Tao Xian’s Surreal Imagery and its Enigma

Often we live a life full of delusions! Is this series of delusions an alternative to the life that we otherwise live? As life would have it, sometimes, they lead us onto a series of mis-happenings that just multiply themselves.  In some cases, delusion is the main reason behind the flowering of an alternative language of expression–where each object instead of how it has been conventionally observed is looked at with a new pair of eyes. So maybe an apple would be blue instead of red. The luminescence in Tao Xian’s myriad of expressive faces is a denotation of an alternative world or pair of eyes. Is this way of looking at things in a different way a method of revoking the primal sensorial responses?

From painting to photography to printmaking, the Chinese artist, Xian’s representations are submerged into a plethora of bright hues that pull us into realms of her memorials of objects and events. Primarily, her range of concepts is withdrawn from the social norms, mythology and eclectic surroundings.
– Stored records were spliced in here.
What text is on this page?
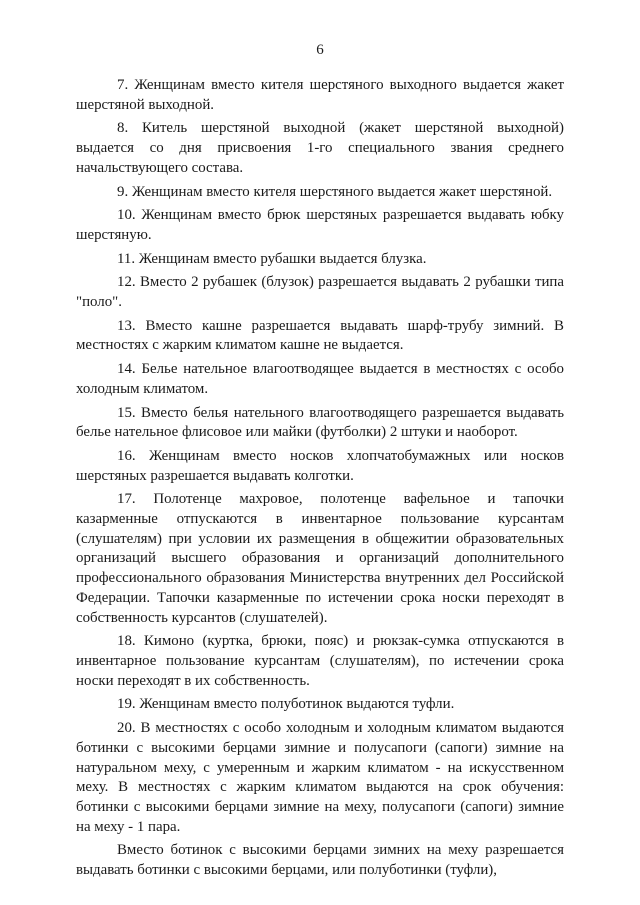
6

7. Женщинам вместо кителя шерстяного выходного выдается жакет шерстяной выходной.

8. Китель шерстяной выходной (жакет шерстяной выходной) выдается со дня присвоения 1-го специального звания среднего начальствующего состава.

9. Женщинам вместо кителя шерстяного выдается жакет шерстяной.

10. Женщинам вместо брюк шерстяных разрешается выдавать юбку шерстяную.

11. Женщинам вместо рубашки выдается блузка.

12. Вместо 2 рубашек (блузок) разрешается выдавать 2 рубашки типа "поло".

13. Вместо кашне разрешается выдавать шарф-трубу зимний. В местностях с жарким климатом кашне не выдается.

14. Белье нательное влагоотводящее выдается в местностях с особо холодным климатом.

15. Вместо белья нательного влагоотводящего разрешается выдавать белье нательное флисовое или майки (футболки) 2 штуки и наоборот.

16. Женщинам вместо носков хлопчатобумажных или носков шерстяных разрешается выдавать колготки.

17. Полотенце махровое, полотенце вафельное и тапочки казарменные отпускаются в инвентарное пользование курсантам (слушателям) при условии их размещения в общежитии образовательных организаций высшего образования и организаций дополнительного профессионального образования Министерства внутренних дел Российской Федерации. Тапочки казарменные по истечении срока носки переходят в собственность курсантов (слушателей).

18. Кимоно (куртка, брюки, пояс) и рюкзак-сумка отпускаются в инвентарное пользование курсантам (слушателям), по истечении срока носки переходят в их собственность.

19. Женщинам вместо полуботинок выдаются туфли.

20. В местностях с особо холодным и холодным климатом выдаются ботинки с высокими берцами зимние и полусапоги (сапоги) зимние на натуральном меху, с умеренным и жарким климатом - на искусственном меху. В местностях с жарким климатом выдаются на срок обучения: ботинки с высокими берцами зимние на меху, полусапоги (сапоги) зимние на меху - 1 пара.

Вместо ботинок с высокими берцами зимних на меху разрешается выдавать ботинки с высокими берцами, или полуботинки (туфли),
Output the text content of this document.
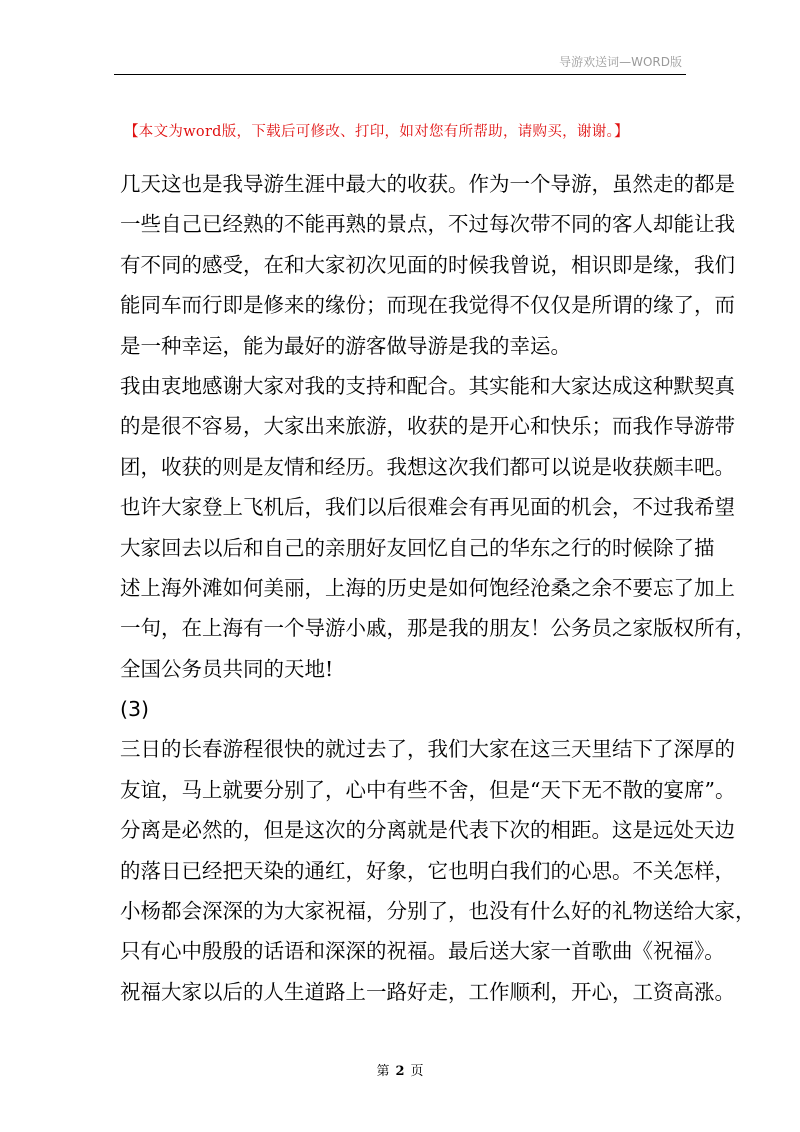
导游欢送词—WORD版
【本文为word版，下载后可修改、打印，如对您有所帮助，请购买，谢谢。】
几天这也是我导游生涯中最大的收获。作为一个导游，虽然走的都是
一些自己已经熟的不能再熟的景点，不过每次带不同的客人却能让我
有不同的感受，在和大家初次见面的时候我曾说，相识即是缘，我们
能同车而行即是修来的缘份；而现在我觉得不仅仅是所谓的缘了，而
是一种幸运，能为最好的游客做导游是我的幸运。
我由衷地感谢大家对我的支持和配合。其实能和大家达成这种默契真
的是很不容易，大家出来旅游，收获的是开心和快乐；而我作导游带
团，收获的则是友情和经历。我想这次我们都可以说是收获颇丰吧。
也许大家登上飞机后，我们以后很难会有再见面的机会，不过我希望
大家回去以后和自己的亲朋好友回忆自己的华东之行的时候除了描
述上海外滩如何美丽，上海的历史是如何饱经沧桑之余不要忘了加上
一句，在上海有一个导游小戚，那是我的朋友！公务员之家版权所有，
全国公务员共同的天地!
(3)
三日的长春游程很快的就过去了，我们大家在这三天里结下了深厚的
友谊，马上就要分别了，心中有些不舍，但是“天下无不散的宴席”。
分离是必然的，但是这次的分离就是代表下次的相距。这是远处天边
的落日已经把天染的通红，好象，它也明白我们的心思。不关怎样，
小杨都会深深的为大家祝福，分别了，也没有什么好的礼物送给大家，
只有心中殷殷的话语和深深的祝福。最后送大家一首歌曲《祝福》。
祝福大家以后的人生道路上一路好走，工作顺利，开心，工资高涨。
第 2 页
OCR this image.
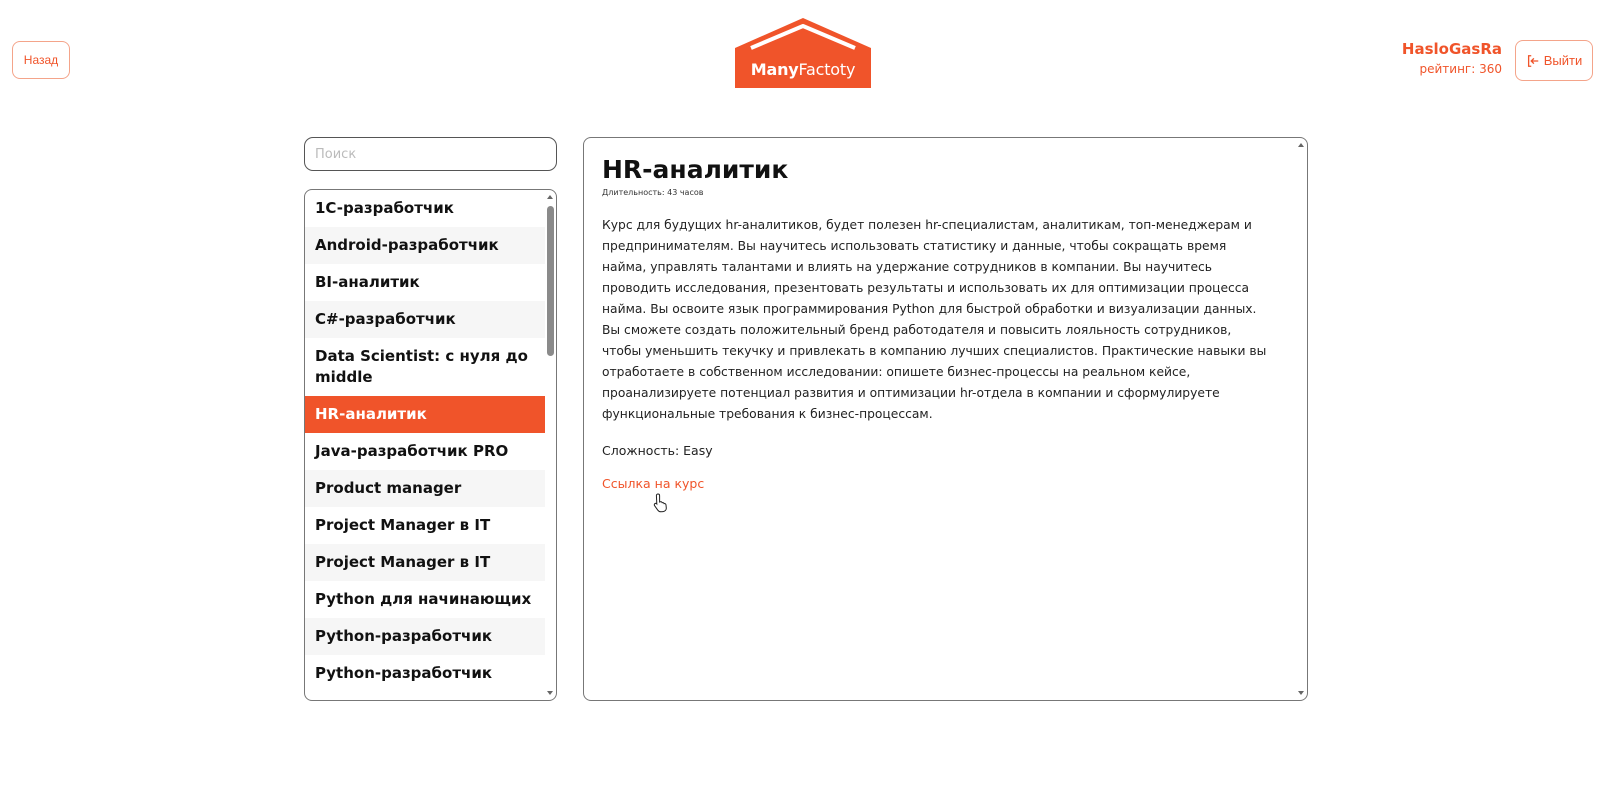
Назад	ManyFactoty
HasloGasRa
рейтинг: 360
Выйти
Поиск
1C-разработчик
Android-разработчик
BI-аналитик
C#-разработчик
Data Scientist: с нуля до middle
HR-аналитик
Java-разработчик PRO
Product manager
Project Manager в IT
Project Manager в IT
Python для начинающих
Python-разработчик
Python-разработчик
HR-аналитик
Длительность: 43 часов
Курс для будущих hr-аналитиков, будет полезен hr-специалистам, аналитикам, топ-менеджерам и предпринимателям. Вы научитесь использовать статистику и данные, чтобы сокращать время найма, управлять талантами и влиять на удержание сотрудников в компании. Вы научитесь проводить исследования, презентовать результаты и использовать их для оптимизации процесса найма. Вы освоите язык программирования Python для быстрой обработки и визуализации данных. Вы сможете создать положительный бренд работодателя и повысить лояльность сотрудников, чтобы уменьшить текучку и привлекать в компанию лучших специалистов. Практические навыки вы отработаете в собственном исследовании: опишете бизнес-процессы на реальном кейсе, проанализируете потенциал развития и оптимизации hr-отдела в компании и сформулируете функциональные требования к бизнес-процессам.
Сложность: Easy
Ссылка на курс
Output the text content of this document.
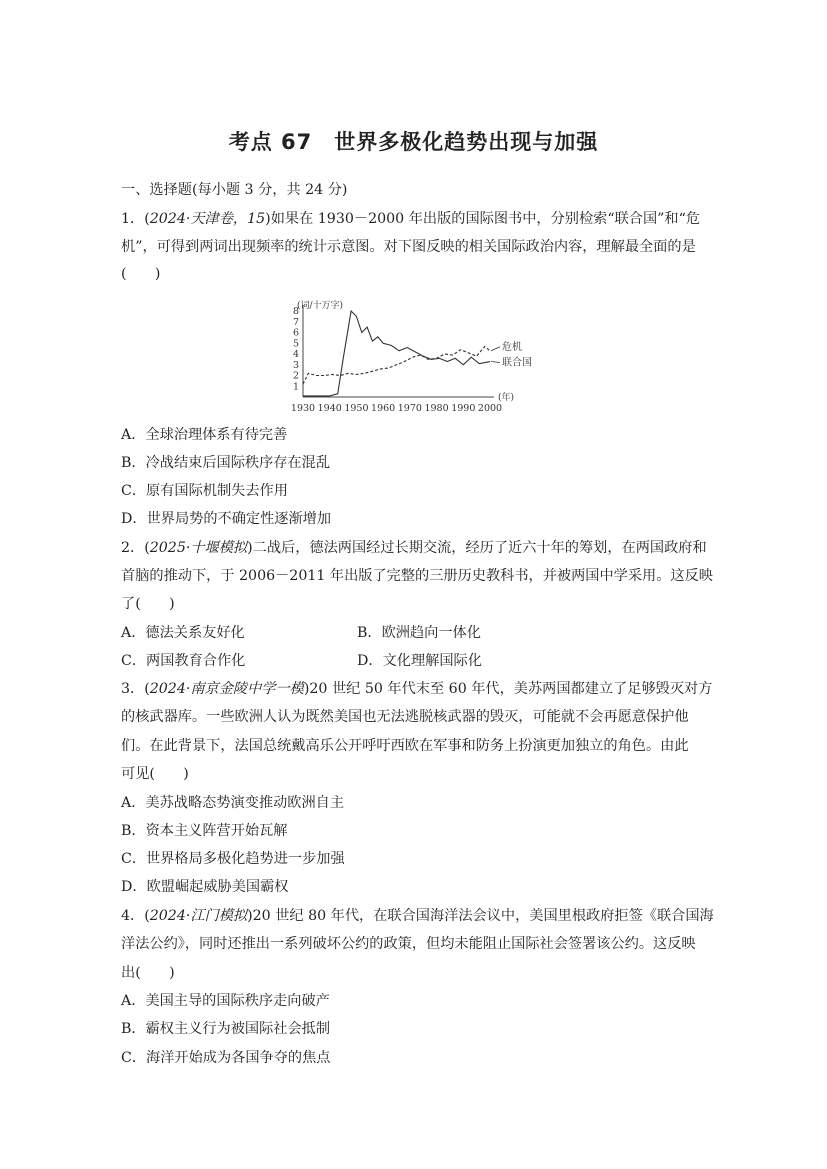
考点 67　世界多极化趋势出现与加强
一、选择题(每小题 3 分，共 24 分)
1．(2024·天津卷，15)如果在 1930－2000 年出版的国际图书中，分别检索“联合国”和“危
机”，可得到两词出现频率的统计示意图。对下图反映的相关国际政治内容，理解最全面的是
(　　)
(词/十万字)
(年)
1
2
3
4
5
6
7
8
1930 1940 1950 1960 1970 1980 1990 2000
危机
联合国
A．全球治理体系有待完善
B．冷战结束后国际秩序存在混乱
C．原有国际机制失去作用
D．世界局势的不确定性逐渐增加
2．(2025·十堰模拟)二战后，德法两国经过长期交流，经历了近六十年的筹划，在两国政府和
首脑的推动下，于 2006－2011 年出版了完整的三册历史教科书，并被两国中学采用。这反映
了(　　)
A．德法关系友好化	B．欧洲趋向一体化
C．两国教育合作化	D．文化理解国际化
3．(2024·南京金陵中学一模)20 世纪 50 年代末至 60 年代，美苏两国都建立了足够毁灭对方
的核武器库。一些欧洲人认为既然美国也无法逃脱核武器的毁灭，可能就不会再愿意保护他
们。在此背景下，法国总统戴高乐公开呼吁西欧在军事和防务上扮演更加独立的角色。由此
可见(　　)
A．美苏战略态势演变推动欧洲自主
B．资本主义阵营开始瓦解
C．世界格局多极化趋势进一步加强
D．欧盟崛起威胁美国霸权
4．(2024·江门模拟)20 世纪 80 年代，在联合国海洋法会议中，美国里根政府拒签《联合国海
洋法公约》，同时还推出一系列破坏公约的政策，但均未能阻止国际社会签署该公约。这反映
出(　　)
A．美国主导的国际秩序走向破产
B．霸权主义行为被国际社会抵制
C．海洋开始成为各国争夺的焦点
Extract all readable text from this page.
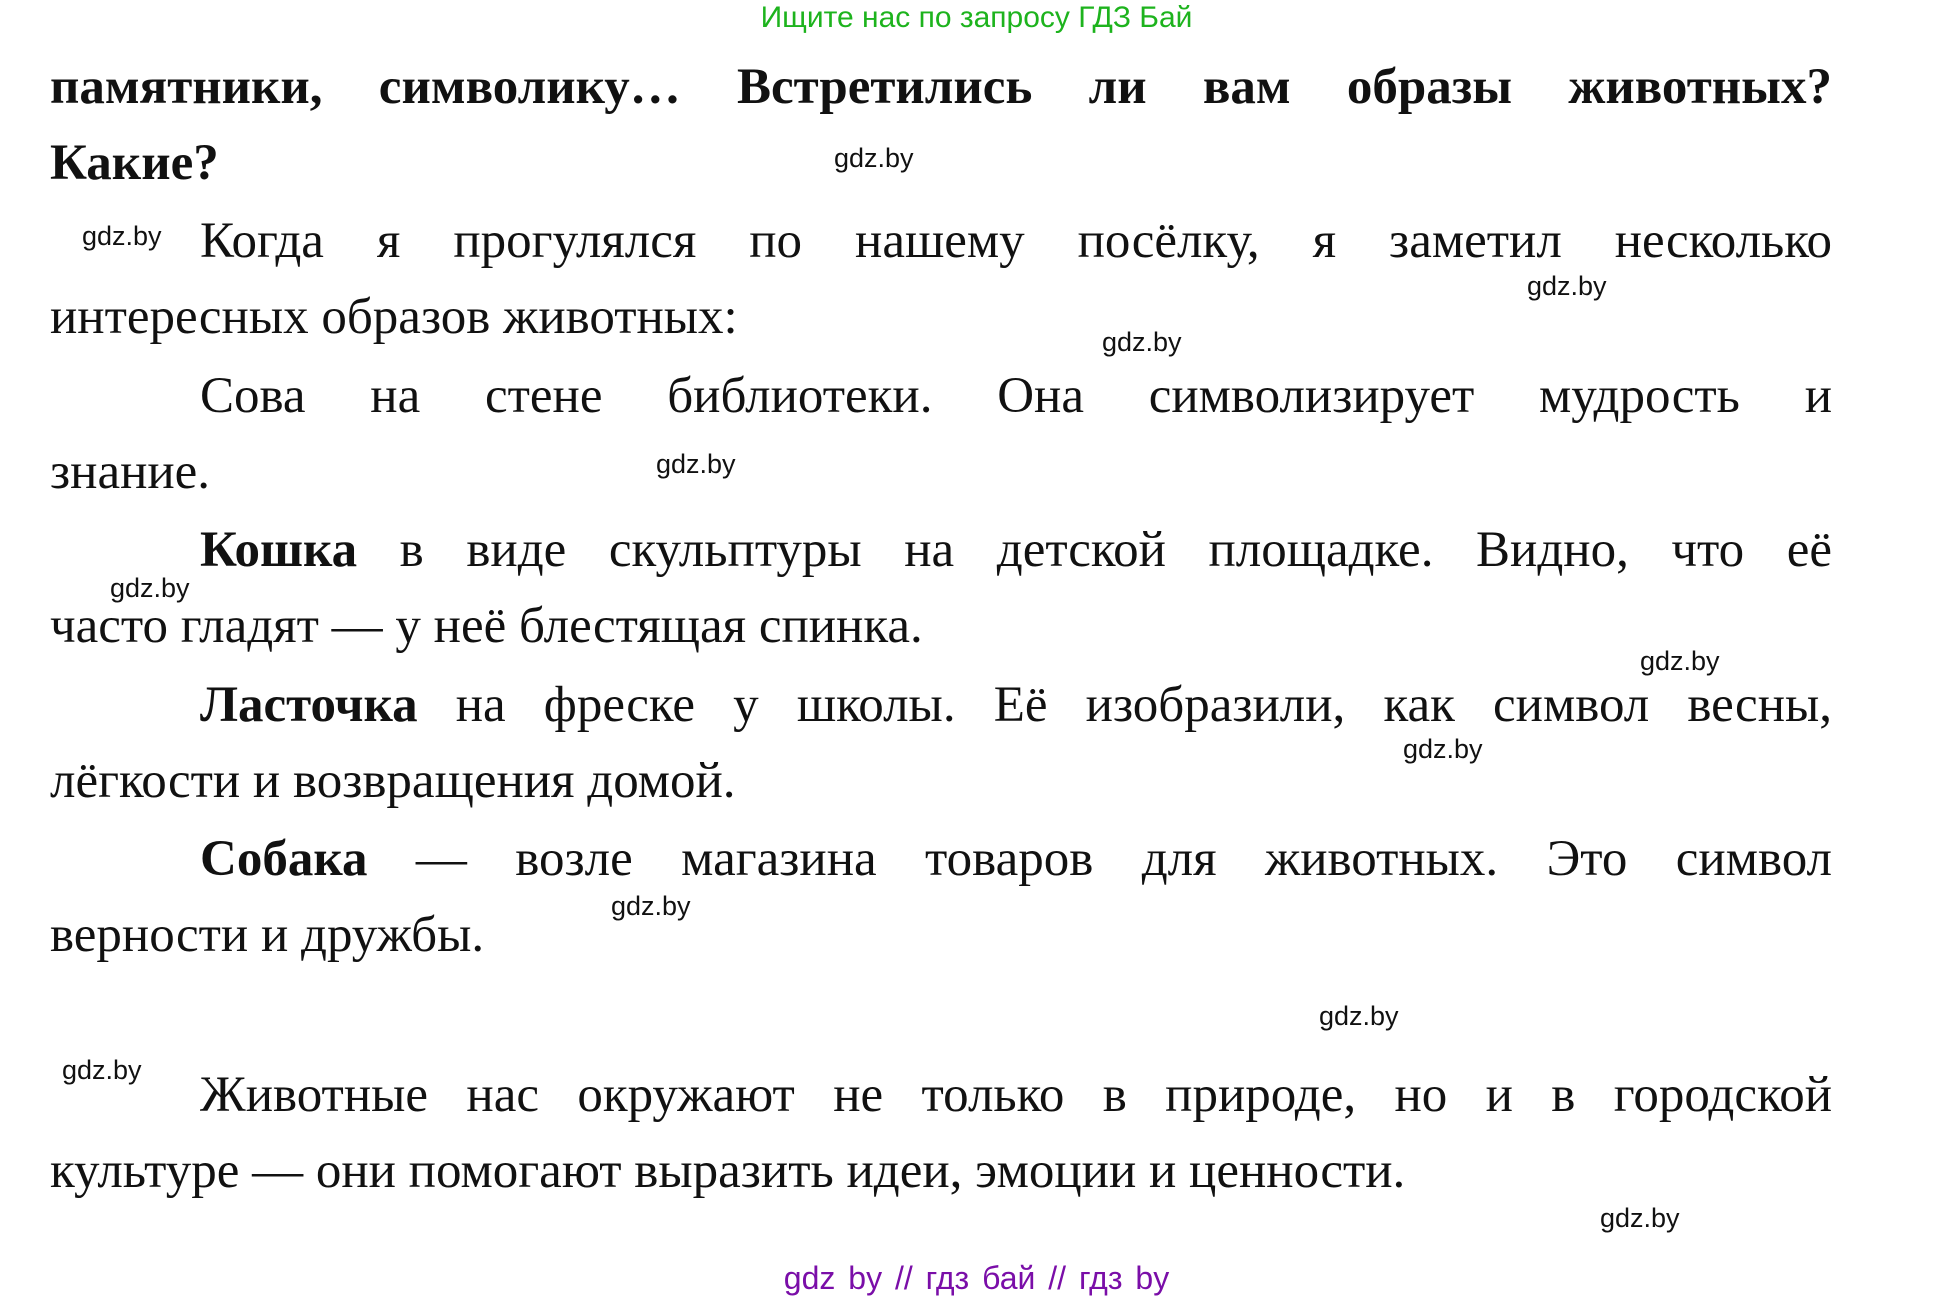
Ищите нас по запросу ГДЗ Бай
памятники, символику… Встретились ли вам образы животных?
Какие?
Когда я прогулялся по нашему посёлку, я заметил несколько
интересных образов животных:
Сова на стене библиотеки. Она символизирует мудрость и
знание.
Кошка в виде скульптуры на детской площадке. Видно, что её
часто гладят — у неё блестящая спинка.
Ласточка на фреске у школы. Её изобразили, как символ весны,
лёгкости и возвращения домой.
Собака — возле магазина товаров для животных. Это символ
верности и дружбы.
Животные нас окружают не только в природе, но и в городской
культуре — они помогают выразить идеи, эмоции и ценности.
gdz.by
gdz.by
gdz.by
gdz.by
gdz.by
gdz.by
gdz.by
gdz.by
gdz.by
gdz.by
gdz.by
gdz.by
gdz by // гдз бай // гдз by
Tao Xian She Came from the Night #2
She Came From The Night #2 by Tao Xian – view artwork

Tao Xian’s Objects/ Portraits: Virtual or Surreal?

I like to observe and record people. Rather than saying that human beings are creatures with souls, I prefer to believe that human beings are a group of souls trapped in their bodies. They come to the large proving ground of the earth, which has set rules. The virtual game world, in order to continuously enrich the experience.”
– Tao Xian

An artist is a pool of memory and perceptions. The movement within the pool creates ripples and waves in the subconscious mind, and it is from these crests and troughs that our subjected-vision of the world germinates. Xian’s sojourns, encounters and experiences play a significant role in visualizing forms that are, though real, on the brink of being entered into the world beyond. Is this a conscious world of hers? Possibly, these are subconscious terrains that subject, reform and transform her emotions and decisions constantly. The repetitive method of perceiving the variety of figures in similar formats, in Xian’s depictions, demands a meditative mind. Being a common phenomenon, the repetitive aspect of sustenance brings a forked view of living. It is the junction where human beings, which are termed as creatures by Xian, present themselves as one of social animals instead of souls. Probably, a mechanism of the soul reinstates when the repetitive pattern makes us realize the unseen, unheard and unfelt. Xian’s practice appears to be an attempt to go beyond what is merely seen! Hence, the forked concepts of virtual and surreal are equally a part of her practice. Her faces are virtual yet surreal!

Born in the Anhun province, China, Xian studied oil painting and later pursued masters from Parson School of Design in New York. The amalgamation of traditional methods with contemporaneity reveals her sojourn from home town to a metropolitan city.

Full Moon by Tao Xian
Full Moon by Tao Xian – view artwork

The Game of Reason and Existence

“On the one hand, I let myself be actively involved in every current event, and on the other hand, I will withdraw from it in time. Then I find that there is no absolute existence of everything, and it will follow your inner state of mind. Therefore, the objects I paint all have a dynamic feeling in them, and I hope that in the dynamic, I can find the energy that can calm the heart.”

Immanuel Kant’s objects are unconditioned and devoid of meaning unless a perceiver comes in. A particular object builds itself through time, region and several altering circumstances, gradually defining its identity and image. Kantian theory distills this idea by snatching off all the conditioned environments, evaluation and image-making around the object. The reason for and of the object/ face/ peculiar expression is not even innate. Rather the existence is. Rather it materializes from what the viewer observes and thinks about it, which is subject to change. Xian’s objects, portraits, and delineated forms instead of de-constructing  the conditioned attributes of themselves amalgamate with her self-made context, underpinned by emotive turbulence. She treads onto the ‘traces’ of the objects, which according to the theory proposed by Jacques Derrida evaluates the seen and the unseen meaning and relations of the particular object simultaneously and continuously. The semiological meanings are in flux! Xian colours as well as discolours these traces in her method of representation. Interestingly, the semiological stances are deeply hidden in the chosen palette.

Desert Night by Tao Xian
Desert Night by Tao Xian – view artwork

Could we then term them to be delusions with reason?

Coming back to delusions, instead of being carried away into an unreal flow, Xian recreates them! The diversity of the objects, human faces, and their stifled emotions and experiences condition her artistic process. They do not mislead her but strengthen and arm her style. From the language of colours, form, and interplay of diluted textures, the funnel of lyrics provides us with an unfolding drama of inbuilt narratives. The enigma reveals, identifies and reifies the world of Xian!

Xian’s artworks have been exhibited at international galleries and museums including the Metropolitan Exhibition hall in New York, China art Museum in Shanghai, among many others. The enriching experiences and creative encounters of peoples and places in Xian’s practice rejuvenate the formal representations while incorporating psychological and philosophical reinventions. Most importantly, they meander over the fence of acute abstraction. And, the practice purposely invites us to look beyond the contours. The faces possess a persuasive face value!